Another manufacturer also shared similar views. They mentioned that the benefits for module manufacturers in the first half of the year are still limited, but a real turnaround might occur in the second half. However, they warned that current profits mainly come from emerging overseas markets, and if markets like the Middle East, Africa, or Southeast Asia face issues, the outlook for module companies will further darken.
InfoLink’s observations show that recent market feedback is increasingly polarized. Due to stricter internal management and profit assessment, manufacturers are tightening pricing strategies, with approval for low-price orders becoming more stringent. Although some companies intend to raise prices, the overall pace remains cautious under current internal review mechanisms, and frontline sales face pressure, intensifying market competition.

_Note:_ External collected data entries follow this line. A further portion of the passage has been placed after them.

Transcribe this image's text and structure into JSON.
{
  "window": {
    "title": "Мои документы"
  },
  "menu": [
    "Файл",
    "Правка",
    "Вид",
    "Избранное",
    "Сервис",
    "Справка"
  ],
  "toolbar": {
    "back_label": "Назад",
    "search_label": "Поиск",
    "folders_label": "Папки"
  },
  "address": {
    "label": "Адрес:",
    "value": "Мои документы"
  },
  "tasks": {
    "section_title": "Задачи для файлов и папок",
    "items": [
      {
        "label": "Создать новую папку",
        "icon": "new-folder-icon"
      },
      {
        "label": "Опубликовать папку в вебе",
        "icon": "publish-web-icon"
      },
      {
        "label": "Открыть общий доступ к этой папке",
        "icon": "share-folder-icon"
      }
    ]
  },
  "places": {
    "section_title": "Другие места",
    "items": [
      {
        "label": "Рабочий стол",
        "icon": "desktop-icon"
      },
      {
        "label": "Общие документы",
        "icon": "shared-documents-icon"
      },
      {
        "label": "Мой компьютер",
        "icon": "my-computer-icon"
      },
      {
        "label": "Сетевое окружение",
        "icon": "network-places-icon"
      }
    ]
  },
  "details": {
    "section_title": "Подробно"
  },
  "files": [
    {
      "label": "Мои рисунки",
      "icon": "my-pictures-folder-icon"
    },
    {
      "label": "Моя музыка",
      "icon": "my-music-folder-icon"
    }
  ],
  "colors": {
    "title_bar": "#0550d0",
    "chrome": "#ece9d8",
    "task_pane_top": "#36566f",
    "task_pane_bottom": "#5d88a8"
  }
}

Furthermore, with the official cancellation of export tax rebates starting April 1 as a pilot, many respondents mentioned potential impacts. To boost exports in the first quarter, some module manufacturers increased production, leading to higher inventories, which could impact prices in the second quarter. Industry estimates suggest that after the rebate “red envelope” is removed, some second- and third-tier small factories may exit the market.